Den zoon ener vrouw uit de dochteren van Dan, en wiens vader een man geweest is van Tyrus, die weet te werken in goud, en in zilver, in koper, in ijzer, in stenen, en in hout, in purper, in hemelsblauw, en in fijn linnen, en in karmozijn, en om alle graveersels te graveren, en om te bedenken allen vernuftigen vond, die hem zal voorgesteld worden, met uw wijzen, en de wijzen van mijn heer, uw vader David.
15 Ora dunque, mandi il mio signore a' suoi servitori il grano, e l'orzo, e l'olio, e il vino, ch'egli ha detto.
Zo zende nu mijn heer zijn knechten de tarwe en de gerst, de olie en den wijn, die hij gezegd heeft.

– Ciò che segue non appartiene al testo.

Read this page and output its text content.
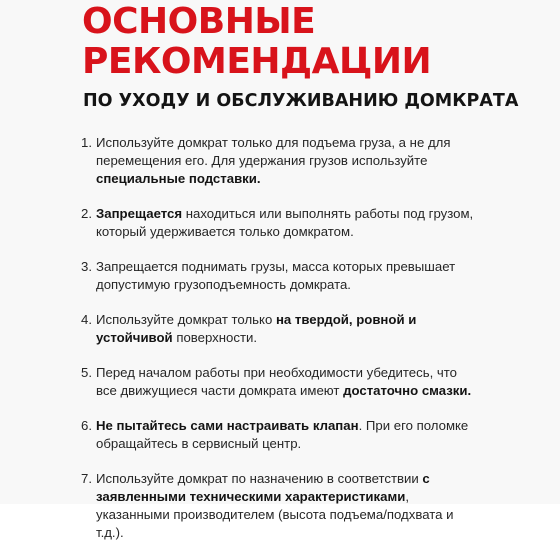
ОСНОВНЫЕ
РЕКОМЕНДАЦИИ
ПО УХОДУ И ОБСЛУЖИВАНИЮ ДОМКРАТА
1. Используйте домкрат только для подъема груза, а не для перемещения его. Для удержания грузов используйте специальные подставки.
2. Запрещается находиться или выполнять работы под грузом, который удерживается только домкратом.
3. Запрещается поднимать грузы, масса которых превышает допустимую грузоподъемность домкрата.
4. Используйте домкрат только на твердой, ровной и устойчивой поверхности.
5. Перед началом работы при необходимости убедитесь, что все движущиеся части домкрата имеют достаточно смазки.
6. Не пытайтесь сами настраивать клапан. При его поломке обращайтесь в сервисный центр.
7. Используйте домкрат по назначению в соответствии с заявленными техническими характеристиками, указанными производителем (высота подъема/подхвата и т.д.).
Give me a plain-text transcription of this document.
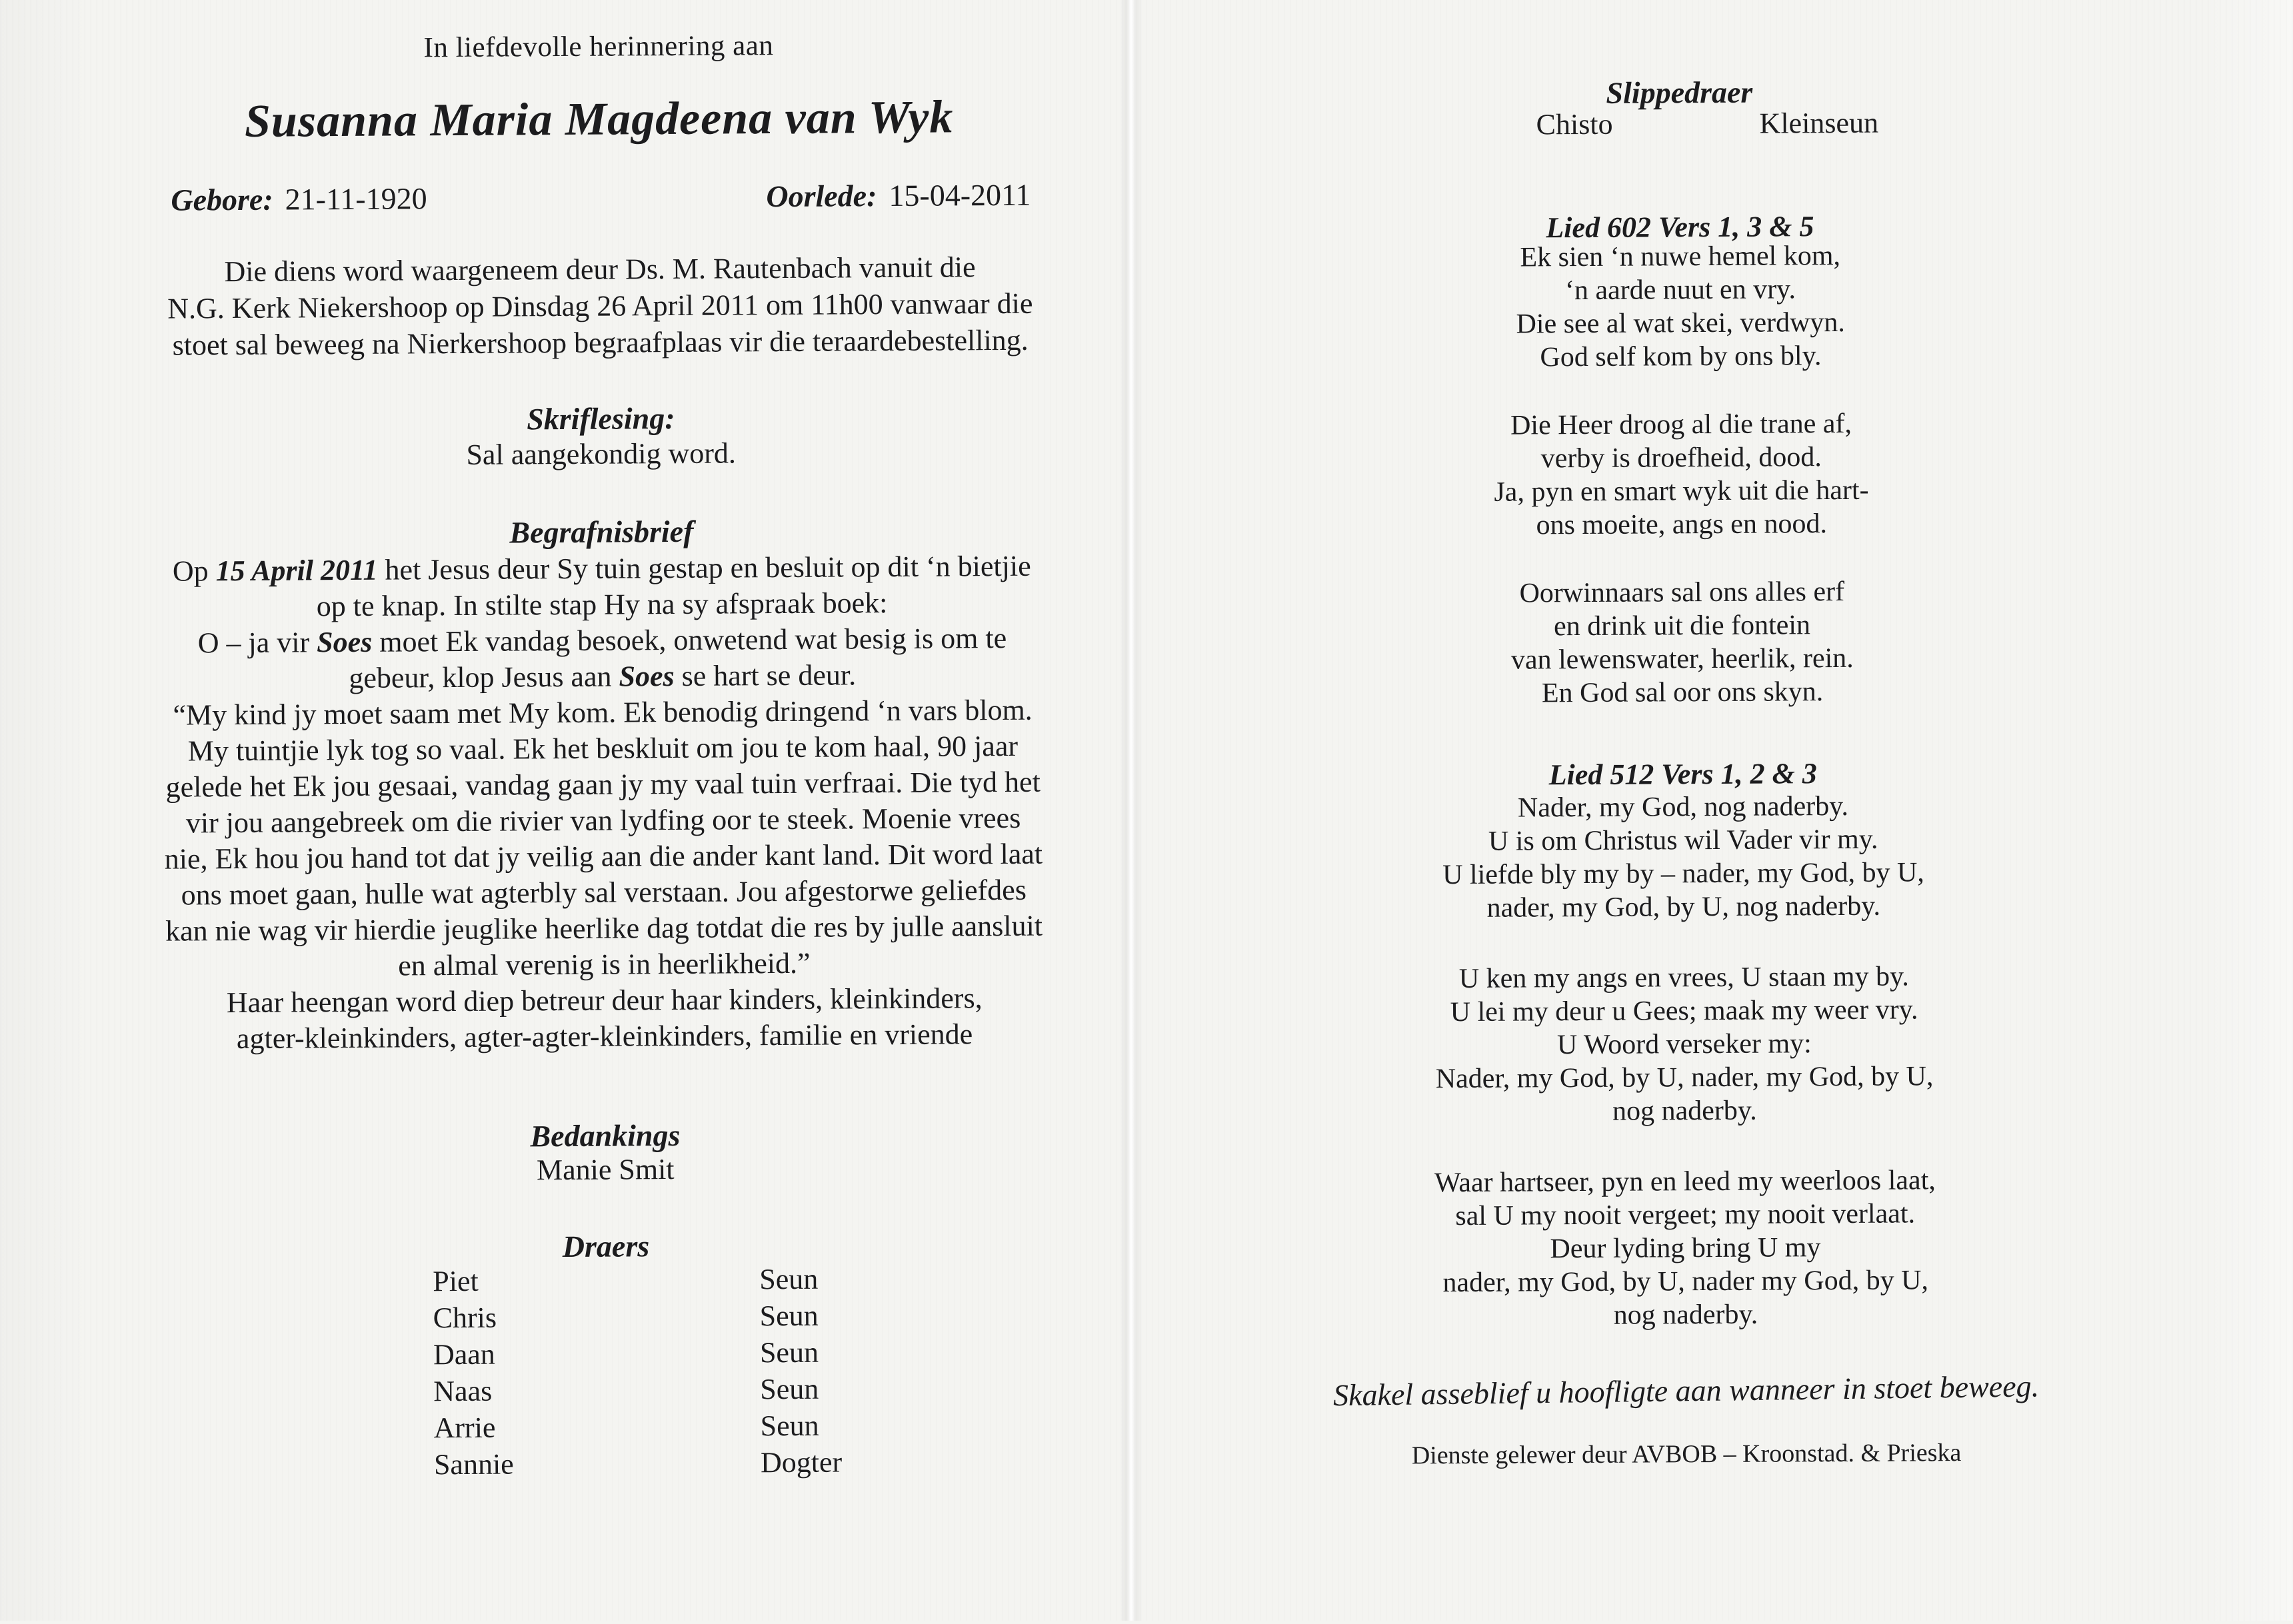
In liefdevolle herinnering aan
Susanna Maria Magdeena van Wyk
Gebore: 21-11-1920	Oorlede: 15-04-2011
Die diens word waargeneem deur Ds. M. Rautenbach vanuit die
N.G. Kerk Niekershoop op Dinsdag 26 April 2011 om 11h00 vanwaar die
stoet sal beweeg na Nierkershoop begraafplaas vir die teraardebestelling.
Skriflesing:
Sal aangekondig word.
Begrafnisbrief
Op 15 April 2011 het Jesus deur Sy tuin gestap en besluit op dit ‘n bietjie
op te knap. In stilte stap Hy na sy afspraak boek:
O – ja vir Soes moet Ek vandag besoek, onwetend wat besig is om te
gebeur, klop Jesus aan Soes se hart se deur.
“My kind jy moet saam met My kom. Ek benodig dringend ‘n vars blom.
My tuintjie lyk tog so vaal. Ek het beskluit om jou te kom haal, 90 jaar
gelede het Ek jou gesaai, vandag gaan jy my vaal tuin verfraai. Die tyd het
vir jou aangebreek om die rivier van lydfing oor te steek. Moenie vrees
nie, Ek hou jou hand tot dat jy veilig aan die ander kant land. Dit word laat
ons moet gaan, hulle wat agterbly sal verstaan. Jou afgestorwe geliefdes
kan nie wag vir hierdie jeuglike heerlike dag totdat die res by julle aansluit
en almal verenig is in heerlikheid.”
Haar heengan word diep betreur deur haar kinders, kleinkinders,
agter-kleinkinders, agter-agter-kleinkinders, familie en vriende
Bedankings
Manie Smit
Draers
Piet	Seun
Chris	Seun
Daan	Seun
Naas	Seun
Arrie	Seun
Sannie	Dogter
Slippedraer
Chisto	Kleinseun
Lied 602 Vers 1, 3 & 5
Ek sien ‘n nuwe hemel kom,
‘n aarde nuut en vry.
Die see al wat skei, verdwyn.
God self kom by ons bly.
Die Heer droog al die trane af,
verby is droefheid, dood.
Ja, pyn en smart wyk uit die hart-
ons moeite, angs en nood.
Oorwinnaars sal ons alles erf
en drink uit die fontein
van lewenswater, heerlik, rein.
En God sal oor ons skyn.
Lied 512 Vers 1, 2 & 3
Nader, my God, nog naderby.
U is om Christus wil Vader vir my.
U liefde bly my by – nader, my God, by U,
nader, my God, by U, nog naderby.
U ken my angs en vrees, U staan my by.
U lei my deur u Gees; maak my weer vry.
U Woord verseker my:
Nader, my God, by U, nader, my God, by U,
nog naderby.
Waar hartseer, pyn en leed my weerloos laat,
sal U my nooit vergeet; my nooit verlaat.
Deur lyding bring U my
nader, my God, by U, nader my God, by U,
nog naderby.
Skakel asseblief u hoofligte aan wanneer in stoet beweeg.
Dienste gelewer deur AVBOB – Kroonstad. & Prieska
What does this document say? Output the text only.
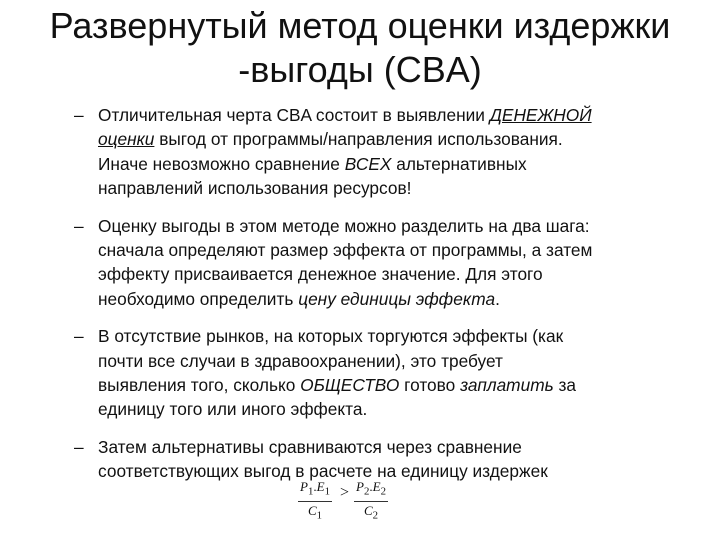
Развернутый метод оценки издержки
-выгоды (CBA)
– Отличительная черта CBA состоит в выявлении ДЕНЕЖНОЙ
оценки выгод от программы/направления использования.
Иначе невозможно сравнение ВСЕХ альтернативных
направлений использования ресурсов!
– Оценку выгоды в этом методе можно разделить на два шага:
сначала определяют размер эффекта от программы, а затем
эффекту присваивается денежное значение. Для этого
необходимо определить цену единицы эффекта.
– В отсутствие рынков, на которых торгуются эффекты (как
почти все случаи в здравоохранении), это требует
выявления того, сколько ОБЩЕСТВО готово заплатить за
единицу того или иного эффекта.
– Затем альтернативы сравниваются через сравнение
соответствующих выгод в расчете на единицу издержек
$\frac{P_1.E_1}{C_1} > \frac{P_2.E_2}{C_2}$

16 E noi taglieremo dal Libano del legname quanto avrai bisogno, e te lo condurremo per foderi in sul mare, fino a Iafo; e [di là] tu lo farai trasportare in Gerusalemme.
En wij zullen hout houwen uit den Libanon, naar al uw nooddruft, en zullen het tot u met vlotten, over de zee, naar Jafo brengen; en gij zult het laten ophalen naar Jeruzalem.
17 E Salomone fece la rassegna di tutti gli uomini forestieri ch' [erano] nel paese d'Israele, dopo la descrizione che Davide, suo padre, ne avea fatta; e se ne trovò cencinquantatremila seicento;
En Salomo telde al de vreemde mannen, die in het land van Israel waren, achtervolgens de telling, met dewelke zijn vader David die geteld had; en er werden gevonden honderd drie en vijftig duizend en zeshonderd.
18 dei quali egli ordinò settantamila da portar pesi, ed ottantamila da tagliar [pietre] nel monte; e tremila seicento [per esser] commissari da far sollecitamente lavorar la gente.
En hij maakte uit dezelve zeventig duizend lastdragers, en tachtig duizend houwers in het gebergte, mitsgaders drie duizend en zeshonderd opzieners, om het volk te doen arbeiden.